The beauty of our China project was this level of international integration: technology from the US, research capability and precision machinery from Taiwan. This was presented to China, and the Chinese government has now decided to open up the blood bank market. It is a huge market. Medigen is now one of the key players in China along with Roche and Novartis.

Your new drug development has so far all been done in collaboration with other companies. What strengths do you bring to these partnerships?

From the very beginning, Medigen has focused on clinical development, from Phase I or 1 year before IND to all the way to the end of Phase II. We don’t work like a CRO: the company owns the right of the project, and we add value. That is the scheme of collaboration and the reason why we need to find partners to inlicense a project or work together on a project to bring it from IND to the end of Phase II.

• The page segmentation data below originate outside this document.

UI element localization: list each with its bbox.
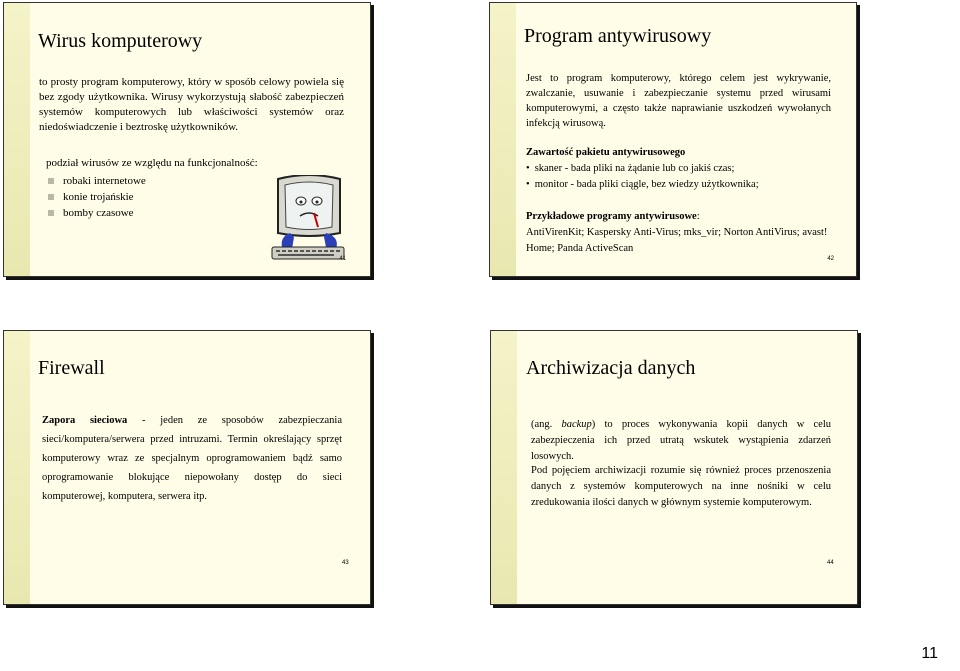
slide-body: Zapora sieciowa - jeden ze sposobów zabezpieczania sieci/komputera/serwera przed intruzami. Termin określający sprzęt komputerowy wraz ze specjalnym oprogramowaniem bądź samo oprogramowanie blokujące niepowołany dostęp do sieci komputerowej, komputera, serwera itp. <box>42 415 343 502</box>
section-package <box>526 145 831 193</box>
slide-body-paragraph: (ang. backup) to proces wykonywania kopii danych w celu zabezpieczenia ich przed utratą wskutek wystąpienia zdarzeń losowych. <box>531 419 831 462</box>
slide-accent-bar <box>4 3 30 276</box>
slide-number: 44 <box>827 560 834 566</box>
section-heading: Zawartość pakietu antywirusowego <box>526 147 686 158</box>
sheet-page-number: 11 <box>921 645 938 662</box>
slide-number: 42 <box>827 256 834 262</box>
list-heading: podział wirusów ze względu na funkcjonalność: <box>46 157 258 169</box>
list-item: konie trojańskie <box>48 191 258 203</box>
slide-body-paragraph: Pod pojęciem archiwizacji rozumie się również proces przenoszenia danych z systemów komputerowych na inne nośniki w celu zredukowania ilości danych w głównym systemie komputerowym. <box>531 465 831 508</box>
slide-number: 41 <box>339 256 346 262</box>
list-item: • monitor - bada pliki ciągle, bez wiedzy użytkownika; <box>526 179 759 190</box>
slide-title: Archiwizacja danych <box>526 357 696 379</box>
bullet-list <box>46 157 258 223</box>
bullet-dot-icon: • <box>526 163 530 174</box>
slide-41 <box>3 2 371 277</box>
slide-43 <box>3 330 371 605</box>
slide-body: to prosty program komputerowy, który w sposób celowy powiela się bez zgody użytkownika. Wirusy wykorzystują słabość zabezpieczeń systemów komputerowych lub właściwości systemów oraz niedoświadczenie i beztroskę użytkowników. <box>39 76 344 133</box>
slide-body: Jest to program komputerowy, którego celem jest wykrywanie, zwalczanie, usuwanie i zabezpieczanie systemu przed wirusami komputerowymi, a często także naprawianie uszkodzeń wywołanych infekcją wirusową. <box>526 73 831 129</box>
sick-computer-icon <box>270 175 348 261</box>
slide-title: Wirus komputerowy <box>38 30 203 52</box>
list-item: • skaner - bada pliki na żądanie lub co jakiś czas; <box>526 163 735 174</box>
square-bullet-icon <box>48 178 54 184</box>
slide-accent-bar <box>491 331 517 604</box>
section-heading: Przykładowe programy antywirusowe <box>526 211 697 222</box>
slide-title: Firewall <box>38 357 105 379</box>
square-bullet-icon <box>48 194 54 200</box>
section-examples: Przykładowe programy antywirusowe: AntiVirenKit; Kaspersky Anti-Virus; mks_vir; Norton AntiVirus; avast! Home; Panda ActiveScan <box>526 209 831 257</box>
term: Zapora sieciowa <box>42 415 128 426</box>
section-text: AntiVirenKit; Kaspersky Anti-Virus; mks_vir; Norton AntiVirus; avast! Home; Panda ActiveScan <box>526 227 828 254</box>
list-item: bomby czasowe <box>48 207 258 219</box>
slide-number: 43 <box>342 560 349 566</box>
slide-42 <box>489 2 857 277</box>
slide-accent-bar <box>490 3 516 276</box>
bullet-dot-icon: • <box>526 179 530 190</box>
slide-accent-bar <box>4 331 30 604</box>
square-bullet-icon <box>48 210 54 216</box>
slide-title: Program antywirusowy <box>524 25 712 47</box>
slide-44 <box>490 330 858 605</box>
list-item: robaki internetowe <box>48 175 258 187</box>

Our first collaboration was with Progen. The second was with a Japanese biotech company called Oncolys. We worked on a treatment for oncolytic virus, again for the treatment of liver cancer. Our partner in Japan wanted to focus on the treatment for head and neck cancer and also gastric cancer. Again, we put most of our strengths into a project for liver cancer.

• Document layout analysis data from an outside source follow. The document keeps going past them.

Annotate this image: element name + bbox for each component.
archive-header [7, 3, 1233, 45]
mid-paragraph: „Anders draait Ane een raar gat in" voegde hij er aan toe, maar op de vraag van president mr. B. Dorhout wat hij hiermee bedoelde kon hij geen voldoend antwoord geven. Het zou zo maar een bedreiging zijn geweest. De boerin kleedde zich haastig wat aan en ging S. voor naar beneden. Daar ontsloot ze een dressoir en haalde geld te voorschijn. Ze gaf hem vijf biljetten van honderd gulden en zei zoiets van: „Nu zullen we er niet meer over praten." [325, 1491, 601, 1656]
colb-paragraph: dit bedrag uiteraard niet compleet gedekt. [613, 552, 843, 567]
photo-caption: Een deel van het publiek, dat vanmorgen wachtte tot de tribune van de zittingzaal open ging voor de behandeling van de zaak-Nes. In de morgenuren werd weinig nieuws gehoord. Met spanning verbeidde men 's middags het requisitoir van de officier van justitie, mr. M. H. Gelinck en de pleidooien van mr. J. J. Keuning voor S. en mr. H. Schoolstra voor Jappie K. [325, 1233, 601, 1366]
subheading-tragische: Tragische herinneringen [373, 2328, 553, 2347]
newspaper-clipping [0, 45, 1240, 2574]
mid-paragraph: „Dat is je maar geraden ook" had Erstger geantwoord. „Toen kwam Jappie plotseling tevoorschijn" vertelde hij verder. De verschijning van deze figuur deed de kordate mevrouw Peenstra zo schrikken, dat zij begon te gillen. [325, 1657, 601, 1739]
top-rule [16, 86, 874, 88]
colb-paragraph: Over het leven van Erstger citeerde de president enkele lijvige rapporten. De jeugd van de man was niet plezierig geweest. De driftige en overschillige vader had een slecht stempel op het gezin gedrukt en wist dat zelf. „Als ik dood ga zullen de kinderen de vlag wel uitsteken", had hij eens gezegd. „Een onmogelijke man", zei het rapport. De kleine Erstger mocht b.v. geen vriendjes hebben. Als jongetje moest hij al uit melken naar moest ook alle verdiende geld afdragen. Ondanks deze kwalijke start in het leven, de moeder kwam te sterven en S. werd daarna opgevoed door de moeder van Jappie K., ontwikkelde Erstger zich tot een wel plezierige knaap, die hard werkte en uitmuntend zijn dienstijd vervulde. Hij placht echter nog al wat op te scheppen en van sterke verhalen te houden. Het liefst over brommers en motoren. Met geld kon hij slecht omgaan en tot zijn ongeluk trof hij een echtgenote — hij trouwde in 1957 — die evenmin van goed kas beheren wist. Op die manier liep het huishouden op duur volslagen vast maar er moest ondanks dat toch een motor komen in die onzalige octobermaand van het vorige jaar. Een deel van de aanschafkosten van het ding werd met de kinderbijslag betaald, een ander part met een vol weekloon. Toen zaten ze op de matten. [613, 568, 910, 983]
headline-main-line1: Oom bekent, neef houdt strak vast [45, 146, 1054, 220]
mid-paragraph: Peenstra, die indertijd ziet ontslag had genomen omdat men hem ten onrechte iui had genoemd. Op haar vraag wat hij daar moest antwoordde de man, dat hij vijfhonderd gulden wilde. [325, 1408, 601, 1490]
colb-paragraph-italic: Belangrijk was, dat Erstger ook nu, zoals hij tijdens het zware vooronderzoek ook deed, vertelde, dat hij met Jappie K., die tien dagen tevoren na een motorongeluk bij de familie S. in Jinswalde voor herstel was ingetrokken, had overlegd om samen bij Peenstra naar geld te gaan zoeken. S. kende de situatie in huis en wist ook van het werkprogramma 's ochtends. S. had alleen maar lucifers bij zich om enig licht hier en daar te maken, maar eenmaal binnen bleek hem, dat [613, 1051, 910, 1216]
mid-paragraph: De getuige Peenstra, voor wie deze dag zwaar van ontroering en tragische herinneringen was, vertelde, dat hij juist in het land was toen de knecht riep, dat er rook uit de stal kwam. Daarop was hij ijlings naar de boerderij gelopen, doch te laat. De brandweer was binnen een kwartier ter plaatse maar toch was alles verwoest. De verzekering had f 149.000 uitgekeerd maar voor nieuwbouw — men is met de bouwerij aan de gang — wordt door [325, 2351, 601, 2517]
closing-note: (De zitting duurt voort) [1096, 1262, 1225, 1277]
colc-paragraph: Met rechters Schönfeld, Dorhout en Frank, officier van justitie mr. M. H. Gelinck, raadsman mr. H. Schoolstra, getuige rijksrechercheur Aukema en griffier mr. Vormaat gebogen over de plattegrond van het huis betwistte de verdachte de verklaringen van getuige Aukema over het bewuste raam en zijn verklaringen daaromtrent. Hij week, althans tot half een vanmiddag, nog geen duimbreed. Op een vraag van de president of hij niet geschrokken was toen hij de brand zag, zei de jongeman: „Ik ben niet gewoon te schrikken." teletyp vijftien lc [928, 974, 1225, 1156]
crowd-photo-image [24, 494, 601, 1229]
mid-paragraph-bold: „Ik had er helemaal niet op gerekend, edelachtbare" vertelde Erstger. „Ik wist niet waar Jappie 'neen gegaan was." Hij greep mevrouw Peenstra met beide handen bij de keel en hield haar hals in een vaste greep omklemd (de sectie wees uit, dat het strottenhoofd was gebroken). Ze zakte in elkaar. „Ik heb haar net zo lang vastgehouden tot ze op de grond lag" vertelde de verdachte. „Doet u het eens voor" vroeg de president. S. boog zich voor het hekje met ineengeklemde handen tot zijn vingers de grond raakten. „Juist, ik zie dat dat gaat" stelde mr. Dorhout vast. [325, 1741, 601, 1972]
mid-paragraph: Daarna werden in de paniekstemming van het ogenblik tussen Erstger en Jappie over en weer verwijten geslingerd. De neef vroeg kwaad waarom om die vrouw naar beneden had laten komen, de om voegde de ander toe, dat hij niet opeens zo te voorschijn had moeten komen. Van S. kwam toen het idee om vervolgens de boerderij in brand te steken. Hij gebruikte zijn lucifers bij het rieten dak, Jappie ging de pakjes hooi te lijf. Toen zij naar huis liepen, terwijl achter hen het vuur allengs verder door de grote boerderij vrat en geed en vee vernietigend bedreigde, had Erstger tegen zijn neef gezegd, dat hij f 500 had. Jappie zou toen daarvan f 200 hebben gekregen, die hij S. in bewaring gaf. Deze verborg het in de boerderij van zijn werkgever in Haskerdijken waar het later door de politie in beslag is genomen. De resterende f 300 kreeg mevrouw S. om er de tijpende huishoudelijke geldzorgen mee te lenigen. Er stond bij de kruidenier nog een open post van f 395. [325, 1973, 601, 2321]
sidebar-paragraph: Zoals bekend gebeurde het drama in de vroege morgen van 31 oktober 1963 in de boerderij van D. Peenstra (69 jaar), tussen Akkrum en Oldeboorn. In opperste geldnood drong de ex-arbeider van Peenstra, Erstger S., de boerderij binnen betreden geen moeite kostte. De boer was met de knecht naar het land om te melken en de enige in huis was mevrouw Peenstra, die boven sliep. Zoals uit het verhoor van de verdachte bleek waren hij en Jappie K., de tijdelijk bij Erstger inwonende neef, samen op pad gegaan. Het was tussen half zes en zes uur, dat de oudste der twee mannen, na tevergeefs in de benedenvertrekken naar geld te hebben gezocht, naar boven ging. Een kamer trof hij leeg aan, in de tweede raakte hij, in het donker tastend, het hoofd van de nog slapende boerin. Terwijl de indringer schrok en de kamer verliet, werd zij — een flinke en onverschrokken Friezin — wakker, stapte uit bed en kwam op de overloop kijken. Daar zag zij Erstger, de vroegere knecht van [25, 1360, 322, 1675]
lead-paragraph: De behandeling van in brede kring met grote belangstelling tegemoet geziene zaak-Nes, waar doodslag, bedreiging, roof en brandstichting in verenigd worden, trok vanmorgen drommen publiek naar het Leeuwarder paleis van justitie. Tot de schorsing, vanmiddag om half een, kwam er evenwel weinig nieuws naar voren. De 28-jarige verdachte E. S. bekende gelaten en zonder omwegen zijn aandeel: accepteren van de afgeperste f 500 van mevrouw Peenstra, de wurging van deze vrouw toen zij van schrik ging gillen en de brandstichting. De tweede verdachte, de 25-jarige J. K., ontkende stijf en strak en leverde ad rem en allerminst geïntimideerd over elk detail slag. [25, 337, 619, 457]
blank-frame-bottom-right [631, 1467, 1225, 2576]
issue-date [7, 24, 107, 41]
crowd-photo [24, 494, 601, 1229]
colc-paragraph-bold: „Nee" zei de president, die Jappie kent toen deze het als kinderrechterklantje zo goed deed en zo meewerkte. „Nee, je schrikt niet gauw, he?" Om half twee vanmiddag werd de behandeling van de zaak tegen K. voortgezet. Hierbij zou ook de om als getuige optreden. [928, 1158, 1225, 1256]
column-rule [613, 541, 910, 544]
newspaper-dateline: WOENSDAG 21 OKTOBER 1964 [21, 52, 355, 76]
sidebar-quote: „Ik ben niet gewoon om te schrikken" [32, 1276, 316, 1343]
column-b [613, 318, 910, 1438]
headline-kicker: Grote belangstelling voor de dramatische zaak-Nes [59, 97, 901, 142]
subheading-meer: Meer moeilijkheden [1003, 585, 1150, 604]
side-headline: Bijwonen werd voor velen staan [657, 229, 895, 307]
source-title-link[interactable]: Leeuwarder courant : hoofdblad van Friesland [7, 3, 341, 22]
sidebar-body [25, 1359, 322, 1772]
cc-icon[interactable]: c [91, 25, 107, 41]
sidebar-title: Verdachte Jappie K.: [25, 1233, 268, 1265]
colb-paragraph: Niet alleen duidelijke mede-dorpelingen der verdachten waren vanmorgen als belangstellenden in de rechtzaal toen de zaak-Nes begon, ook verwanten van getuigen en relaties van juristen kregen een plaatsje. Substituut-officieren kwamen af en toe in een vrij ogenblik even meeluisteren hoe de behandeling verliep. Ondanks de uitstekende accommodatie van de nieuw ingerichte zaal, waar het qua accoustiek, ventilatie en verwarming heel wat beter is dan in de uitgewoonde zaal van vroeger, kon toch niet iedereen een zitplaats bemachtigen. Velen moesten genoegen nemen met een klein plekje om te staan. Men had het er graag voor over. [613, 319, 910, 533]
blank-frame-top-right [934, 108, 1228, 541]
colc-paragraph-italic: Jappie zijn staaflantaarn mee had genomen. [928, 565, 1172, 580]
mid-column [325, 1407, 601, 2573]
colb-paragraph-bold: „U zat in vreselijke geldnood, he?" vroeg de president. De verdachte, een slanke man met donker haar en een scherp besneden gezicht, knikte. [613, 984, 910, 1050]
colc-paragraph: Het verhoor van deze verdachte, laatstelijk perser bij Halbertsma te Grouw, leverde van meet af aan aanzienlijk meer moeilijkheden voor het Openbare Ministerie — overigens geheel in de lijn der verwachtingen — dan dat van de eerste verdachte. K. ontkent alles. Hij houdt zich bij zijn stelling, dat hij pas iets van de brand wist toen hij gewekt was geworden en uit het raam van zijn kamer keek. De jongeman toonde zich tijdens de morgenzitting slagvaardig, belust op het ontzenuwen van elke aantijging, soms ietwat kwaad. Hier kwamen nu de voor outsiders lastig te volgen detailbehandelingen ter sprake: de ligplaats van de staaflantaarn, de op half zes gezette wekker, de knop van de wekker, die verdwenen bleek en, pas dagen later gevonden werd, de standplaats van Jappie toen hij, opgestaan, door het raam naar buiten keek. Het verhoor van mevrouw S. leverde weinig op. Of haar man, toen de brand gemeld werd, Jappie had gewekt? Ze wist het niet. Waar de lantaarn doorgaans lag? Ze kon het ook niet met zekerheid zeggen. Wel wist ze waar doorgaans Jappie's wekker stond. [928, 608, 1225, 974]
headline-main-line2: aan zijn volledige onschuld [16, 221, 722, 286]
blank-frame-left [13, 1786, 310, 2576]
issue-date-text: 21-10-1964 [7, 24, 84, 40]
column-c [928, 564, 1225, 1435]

You may question why so many liver therapeutics are needed. The reason is very simple. Liver cancer is a disease, but with different stages. For the early stages, you need one particular treatment. This changes in the middle and late stages of the disease. Medigen’s goal in terms of new drug development is to defeat liver cancer in the foreseeable future. We want to make Medigen a leading liver-focused specialty Pharma in the world. As long as we can beat liver cancer, we stand a chance of becoming one of the world’s big pharma players, because liver cancer is one of the most important cancers in Asia, and China in particular. With the booming economy in China, I can see that in ten years from now, most of China will be able to afford to receive this kind of medication.

That is the reason that we do not work on discovery projects, but try to inlicense projects from outside. In the past we focused mostly on western biotech or western university-related projects. But as trend is moving to Asia Pacific and Taiwan has built-up momentum in biotech, we are starting to seek good projects from the research institutes in this country. I just set one simple criterion: we will only look at projects that are around 12 months away from IND. Anyone who wants to present their projects will be welcomingly received, but they must be sure that their project has reached this stage, so that Medigen can carry it efficiently into the clinical phase.

Do you have a final message to send to our readers about Medigen?

Medigen has very clear aims and a very clear vision: liver cancer. It’s our plan. If we can succeed in defeating liver cancer, in the future we will expand our pipeline into oncology and liver diseases. That is a very conservative expansion, step by step. We don’t want to jump until we have a good story and have accumulated enough resources. We will focus then on other cancers of Asian significance, such as cervical cancer or gastric cancer.